Конечно, во времена Аристотеля отсутствовали сколь-нибудь строгие представления о природе научного познания, об отличии рефлективных форм знания от валюативных и прочее. Это, однако, не мешало Аристотелю рассматривать «первую» философию или собственно философию (прежде всего «общую метафизику», которая изучает «сущее, поскольку оно сущее, и его атрибуты сами по себе») в том же концептуальном ряду, что и частные науки, «отсекающие» для себя отдельные сферы бытия. Аристотель не видел никаких принципиальных барьеров между науками о природе или физической философией, изучающей то, что существует «отдельно и движется», математическим познанием, изучающим то, что не существует отдельно и неподвижно (абстракции), и собственно философией.

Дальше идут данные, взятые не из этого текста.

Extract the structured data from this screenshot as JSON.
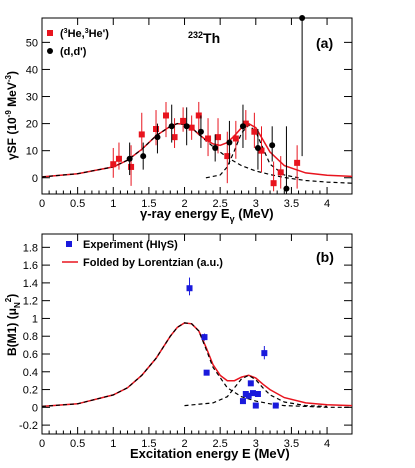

Во всех этих случаях в основе познания лежит категориальный, каузальный анализ как действительно сущего, так и «еще-не-бытия», т. е. возможного.

26 Наиболее полное свое выражение эта гносеологическая точка зрения на философствование получила в логическом позитивизме, который потребовал изгнания из философии всяких собственных суждений о мире, «его началах и концах», превратив ее в сугубо служебную процедуру, призванную упорядочить систему высказываний, принадлежащих наукам, изучающим собственно мир, а не способы его постижения человеком.